November saw a ramping up of regulator action on cookies, once again showing that cookie compliance is not something to take lightly, particularly when using cookies for more than purely functional purposes, such as advertising or analytics.
New EDPB ePrivacy Directive Guidelines
As well as the EDPB issuing a decision which imposed a EEA-wide ban on Meta processing personal data for behavioural advertising which calls into question the adtech model (for more information see our article here), the EDPB also published for consultation new draft guidelines1 ("Guidelines") on the ePrivacy Directive ("Directive"), which could potentially extend the legislation's application to emerging technologies.
Whilst arguable that the wording of Article 5(3) of the Directive, referring to "electronic communications networks", defined by Article 2 of the Framework Directive2 as being:
"transmission systems and, where applicable, switching or routing equipment and other resources which permit the conveyance of signals by wire, by radio, by optical or by other electromagnetic means, including satellite networks, fixed (circuit- and packet-switched, including internet) and mobile terrestrial networks, electricity cable systems, to the extent that they are used for the purpose of transmitting signals, networks used for radio and television broadcasting, and cable television networks, irrespective of the type of information conveyed"
is already broad enough to capture new technologies, the Guidelines look to remove any ambiguity of Article 5(3) as to its application in the face of the ever changing technological landscape.
The Guidelines, as well as setting a non-exhaustive list of specific technologies that Article 5(3) should be applied to, it also set out four key criteria that if met by a technology, will bring it in scope of Article 5(3).
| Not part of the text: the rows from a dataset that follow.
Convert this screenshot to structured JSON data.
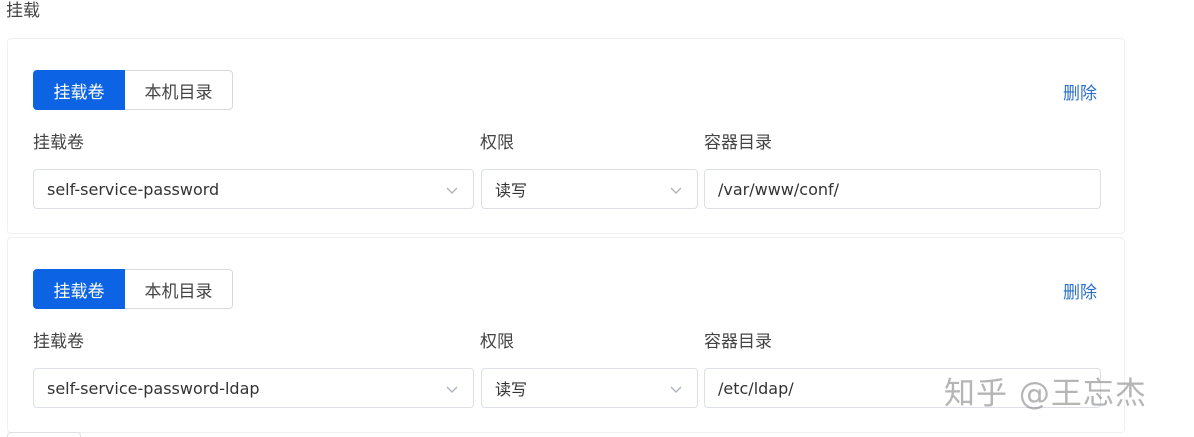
{
  "section": {
    "title": "挂载"
  },
  "mounts": [
    {
      "tabs": {
        "active": "挂载卷",
        "inactive": "本机目录"
      },
      "delete_label": "删除",
      "labels": {
        "volume": "挂载卷",
        "permission": "权限",
        "container_dir": "容器目录"
      },
      "volume_value": "self-service-password",
      "permission_value": "读写",
      "container_dir_value": "/var/www/conf/"
    },
    {
      "tabs": {
        "active": "挂载卷",
        "inactive": "本机目录"
      },
      "delete_label": "删除",
      "labels": {
        "volume": "挂载卷",
        "permission": "权限",
        "container_dir": "容器目录"
      },
      "volume_value": "self-service-password-ldap",
      "permission_value": "读写",
      "container_dir_value": "/etc/ldap/"
    }
  ],
  "watermark": "知乎 @王忘杰",
  "colors": {
    "primary": "#0c63e4",
    "link": "#2a6fc9",
    "border": "#dcdfe6"
  },
  "icons": {
    "select_arrow": "chevron-down-icon"
  }
}
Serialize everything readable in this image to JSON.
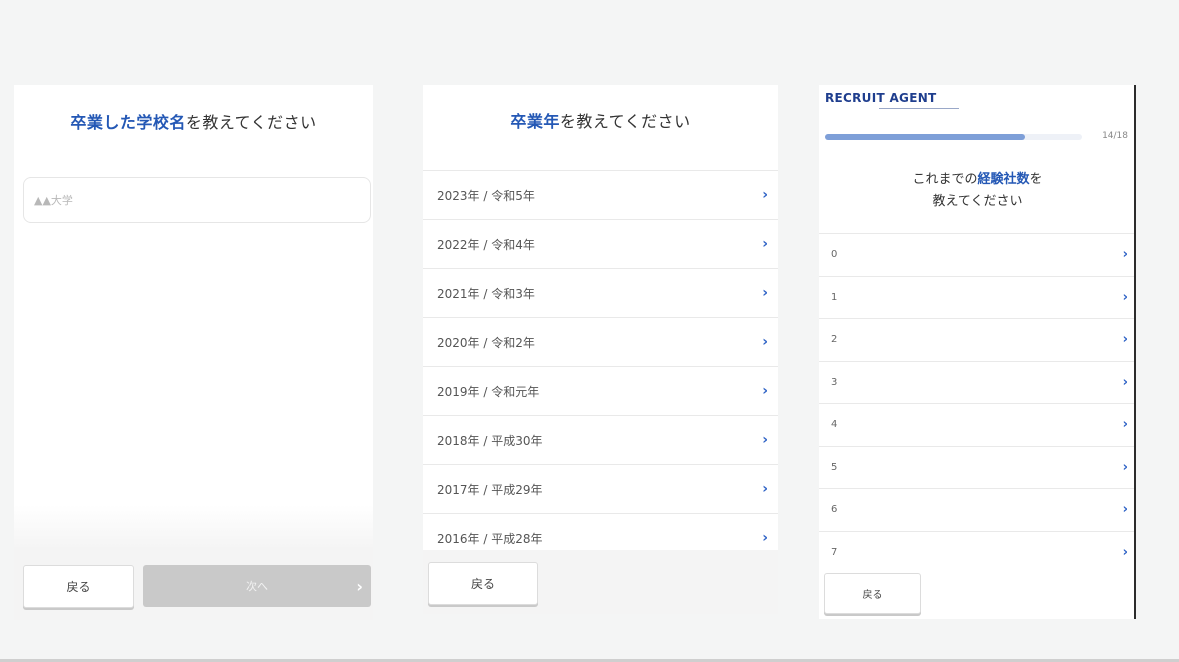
{
  "screen1": {
    "title_highlight": "卒業した学校名",
    "title_rest": "を教えてください",
    "school_input": {
      "value": "",
      "placeholder": "▲▲大学"
    },
    "back_label": "戻る",
    "next_label": "次へ",
    "next_chevron": "›"
  },
  "screen2": {
    "title_highlight": "卒業年",
    "title_rest": "を教えてください",
    "years": [
      "2023年 / 令和5年",
      "2022年 / 令和4年",
      "2021年 / 令和3年",
      "2020年 / 令和2年",
      "2019年 / 令和元年",
      "2018年 / 平成30年",
      "2017年 / 平成29年",
      "2016年 / 平成28年"
    ],
    "row_chevron": "›",
    "back_label": "戻る"
  },
  "screen3": {
    "logo_text": "RECRUIT AGENT",
    "progress": {
      "current": 14,
      "total": 18,
      "text": "14/18"
    },
    "title_prefix": "これまでの",
    "title_highlight": "経験社数",
    "title_suffix": "を",
    "title_line2": "教えてください",
    "options": [
      "0",
      "1",
      "2",
      "3",
      "4",
      "5",
      "6",
      "7"
    ],
    "row_chevron": "›",
    "back_label": "戻る"
  },
  "colors": {
    "accent": "#2458b5",
    "chevron": "#2f63c6",
    "progress_fill": "#7e9fd8",
    "disabled_button": "#c9c9c9"
  }
}
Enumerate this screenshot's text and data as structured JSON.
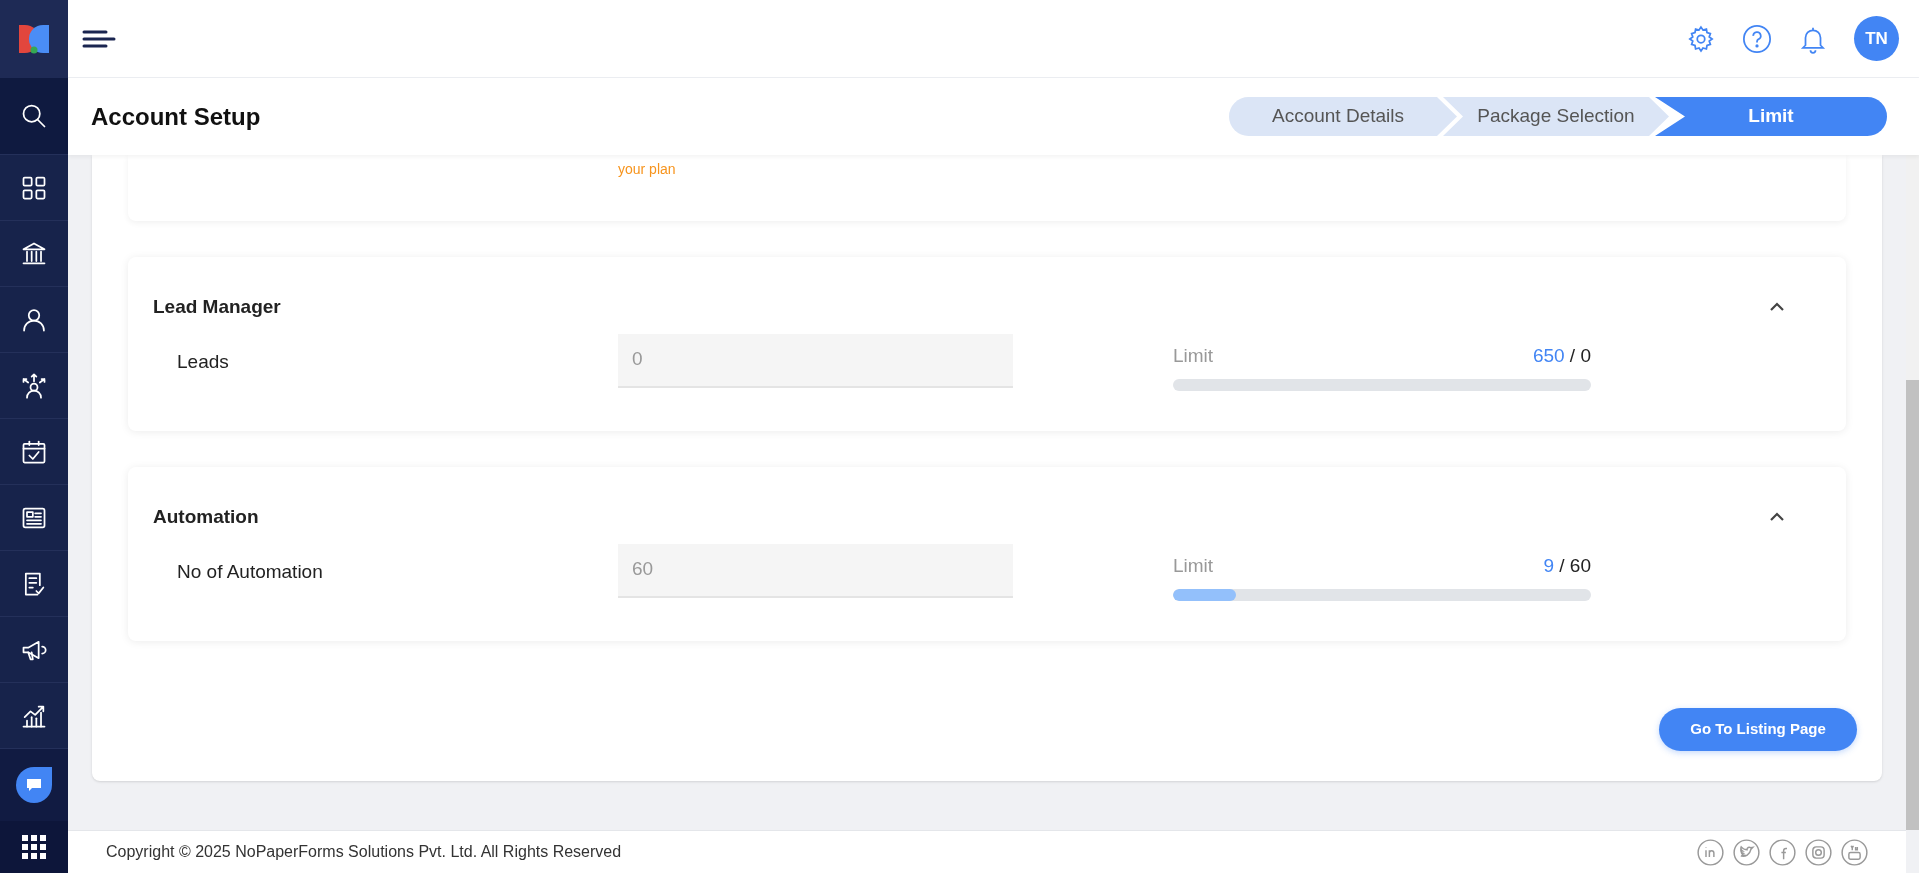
{
  "header": {
    "avatar": "TN"
  },
  "page": {
    "title": "Account Setup"
  },
  "steps": [
    {
      "label": "Account Details",
      "selected": false
    },
    {
      "label": "Package Selection",
      "selected": false
    },
    {
      "label": "Limit",
      "selected": true
    }
  ],
  "plan_note": "your plan",
  "sections": [
    {
      "title": "Lead Manager",
      "expanded": true,
      "label": "Leads",
      "value": "0",
      "limit_label": "Limit",
      "used": "650",
      "separator": "/",
      "total": "0",
      "level": 0
    },
    {
      "title": "Automation",
      "expanded": true,
      "label": "No of Automation",
      "value": "60",
      "limit_label": "Limit",
      "used": "9",
      "separator": "/",
      "total": "60",
      "level": 0.15
    }
  ],
  "action_button": "Go To Listing Page",
  "footer": {
    "copyright": "Copyright © 2025 NoPaperForms Solutions Pvt. Ltd. All Rights Reserved"
  }
}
These criteria are:
- CRITERION A: the operations carried out relate to ‘information’. It should be noted that the term used is not ’personal data’, but ‘information’.
- CRITERION B: the operations carried out involve a ‘terminal equipment’ of a subscriber or user.
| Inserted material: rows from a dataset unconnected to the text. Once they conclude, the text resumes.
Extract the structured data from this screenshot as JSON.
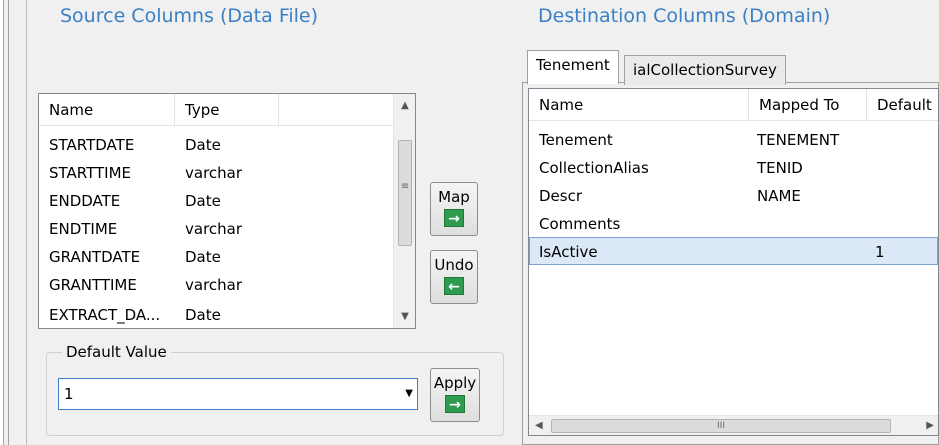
{
  "source": {
    "title": "Source Columns (Data File)",
    "columns": [
      "Name",
      "Type"
    ],
    "rows": [
      {
        "name": "STARTDATE",
        "type": "Date"
      },
      {
        "name": "STARTTIME",
        "type": "varchar"
      },
      {
        "name": "ENDDATE",
        "type": "Date"
      },
      {
        "name": "ENDTIME",
        "type": "varchar"
      },
      {
        "name": "GRANTDATE",
        "type": "Date"
      },
      {
        "name": "GRANTTIME",
        "type": "varchar"
      },
      {
        "name": "EXTRACT_DA...",
        "type": "Date"
      }
    ]
  },
  "buttons": {
    "map": "Map",
    "undo": "Undo",
    "apply": "Apply"
  },
  "default_value": {
    "label": "Default Value",
    "value": "1"
  },
  "destination": {
    "title": "Destination Columns (Domain)",
    "tabs": [
      "Tenement",
      "ialCollectionSurvey"
    ],
    "columns": [
      "Name",
      "Mapped To",
      "Default"
    ],
    "rows": [
      {
        "name": "Tenement",
        "mapped": "TENEMENT",
        "default": ""
      },
      {
        "name": "CollectionAlias",
        "mapped": "TENID",
        "default": ""
      },
      {
        "name": "Descr",
        "mapped": "NAME",
        "default": ""
      },
      {
        "name": "Comments",
        "mapped": "",
        "default": ""
      },
      {
        "name": "IsActive",
        "mapped": "",
        "default": "1"
      }
    ],
    "selected_row": "IsActive"
  },
  "scroll_glyphs": {
    "up": "▲",
    "down": "▼",
    "left": "◀",
    "right": "▶",
    "grip": "≡",
    "hgrip": "III"
  },
  "arrows": {
    "right": "→",
    "left": "←"
  }
}
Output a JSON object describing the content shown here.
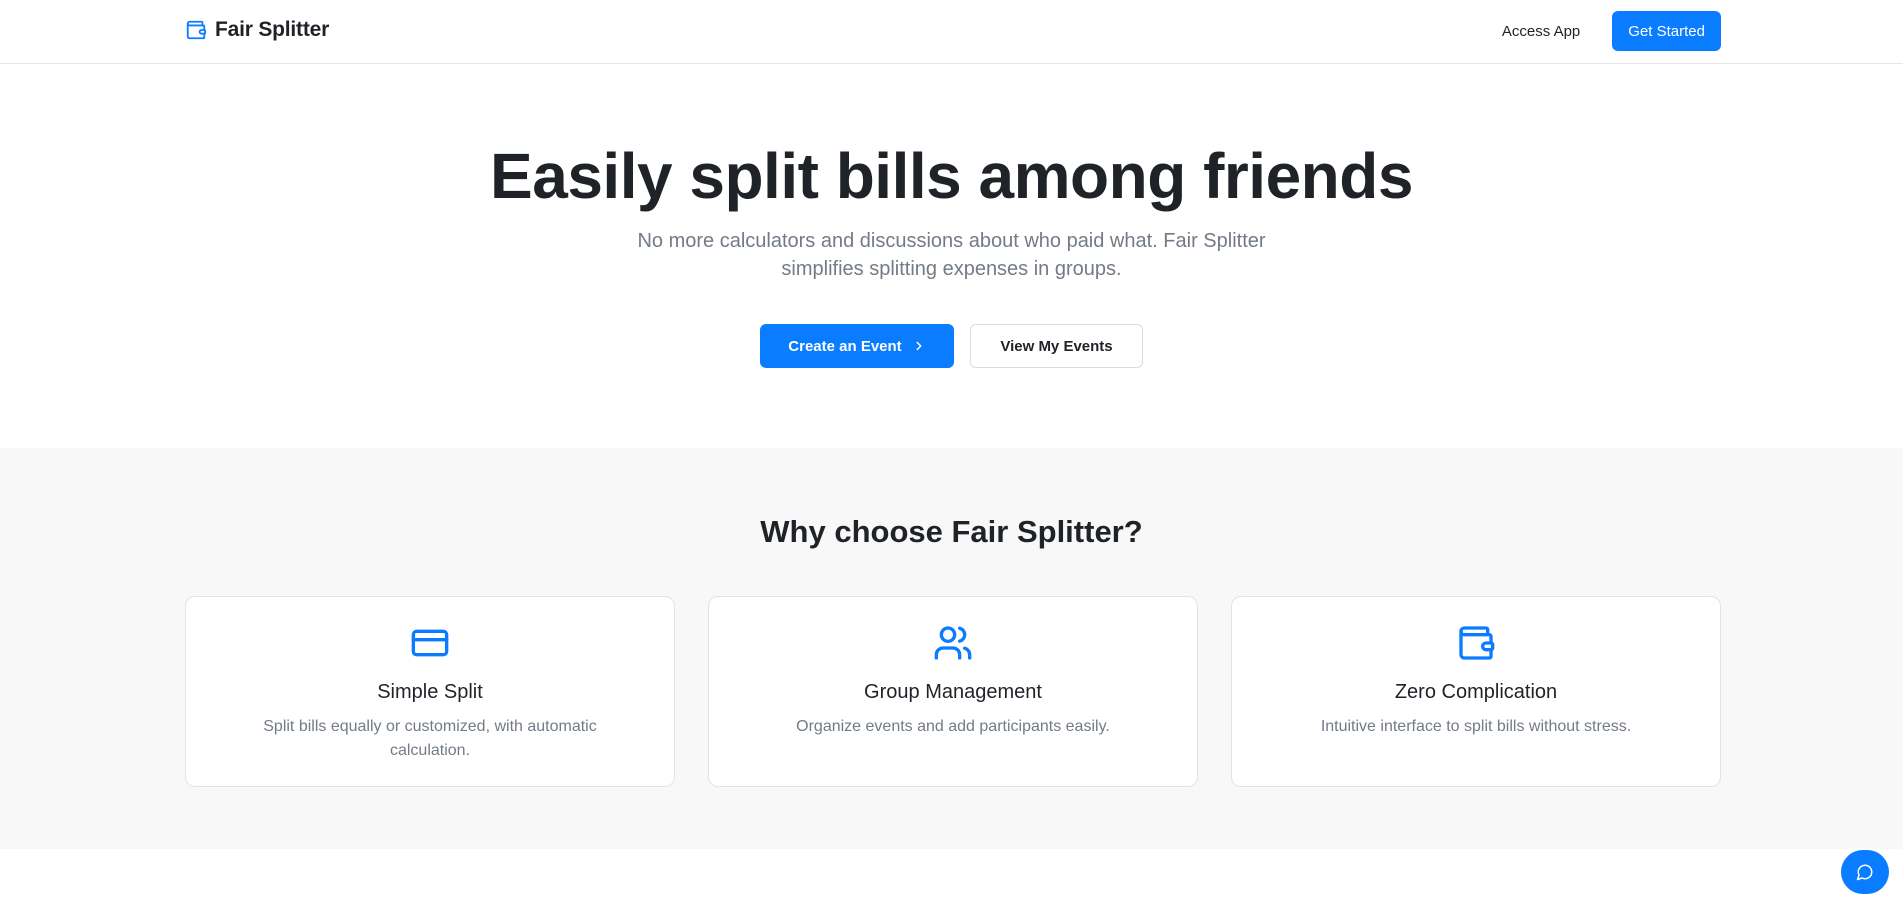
{
  "header": {
    "brand": {
      "name": "Fair Splitter",
      "icon": "wallet-icon"
    },
    "nav": {
      "access_label": "Access App",
      "get_started_label": "Get Started"
    }
  },
  "hero": {
    "title": "Easily split bills among friends",
    "subtitle": "No more calculators and discussions about who paid what. Fair Splitter simplifies splitting expenses in groups.",
    "primary_cta": "Create an Event",
    "secondary_cta": "View My Events"
  },
  "features": {
    "title": "Why choose Fair Splitter?",
    "cards": [
      {
        "icon": "credit-card-icon",
        "title": "Simple Split",
        "description": "Split bills equally or customized, with automatic calculation."
      },
      {
        "icon": "users-icon",
        "title": "Group Management",
        "description": "Organize events and add participants easily."
      },
      {
        "icon": "wallet-icon",
        "title": "Zero Complication",
        "description": "Intuitive interface to split bills without stress."
      }
    ]
  },
  "chat": {
    "icon": "chat-bubble-icon"
  },
  "colors": {
    "accent": "#0a7cff",
    "muted_text": "#737b86",
    "section_bg": "#f8f8f8"
  }
}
- CRITERION C: the operations carried out are made in the context of the ‘provision of publicly available electronic communications services in public communications networks’.
- CRITERION D: the operations carried out indeed constitute a ‘gaining of access’ or ‘storage’. Those two notions can be studied independently, as reminded in WP29 Opinion 9/2014: ‘Use of the words “stored or accessed” indicates that the storage and access do not need to occur within the same communication and do not need to be performed by the same party.
Whilst it remains to be seen whether reference to technology "gaining access" adequately captures the functionality of new technologies and adds anything to the current position, it is clear that the EDPB is keen to set out its expectation that new technologies should be complying with the consent requirements even if they don't fit within the typical cookie model.
The consultation on the Guidelines closes on 28 December 2023.
ICO taking action on non-compliant cookies
Under the Privacy and Electronic Communications (EC Directive) Regulations 2003 (“PECR”) organisations are required to gain the consent of users to the placement of any non-necessary cookies (which include analytics and advertising cookies), prior to the cookies being placed on the user's device. The standard of consent is derived from the UK GDPR, which asserts that consent must be “freely given, specific, informed and unambiguous…”
The ICO Guide to PECR sets out what must / must not be done to ensure that cookie consent banners comply with the law. It is also important to note that "nudges", such as pre-ticked consent boxes or only providing an "Accept All" option without an equally easy way to "Reject All", are expressly banned. This is to ensure that users are given fair choices over whether to be tracked or not for personalised advertising.
This is not the first time that the ICO has issued a similar warning, and it has now started to take proactive action by writing to many of the UK's most visited websites cautioning them to "make the changes now, or face the consequences". The ICO has given a 30 day deadline to ensure that websites comply with the law, and has promised to provide an update on the action it has taken in January 2024, including "naming and shaming" the worst offenders.
The ICO's power to fine and cause reputational damage is not the only threat to companies who have non-compliant websites. Regulation 30(1) PECR entitles a person who has suffered damage as a result of a contravention of PECR to claim compensation for that damage.
The ICO has provided examples of when harm can be suffered by users: "Gambling addicts may be targeted with betting offers based on their browsing record, women may be targeted with distressing baby adverts shortly after miscarriage and someone exploring their sexuality may be presented with ads that disclose their sexual orientation."
DAC Beachcroft has handled numerous compensation claims brought by individuals alleging that they have suffered harm as a result of cookies being placed on their device, without their consent. However, importantly, there is no entitlement for compensation for simply a technical breach of PECR / UK GDPR, any claimant must provide evidence of the material damage that they have suffered as a result of the breach, and that damage must exceed the "de minimis".
However, clearly the risk of getting cookies wrong in the UK is something that organisations should have high on their agenda.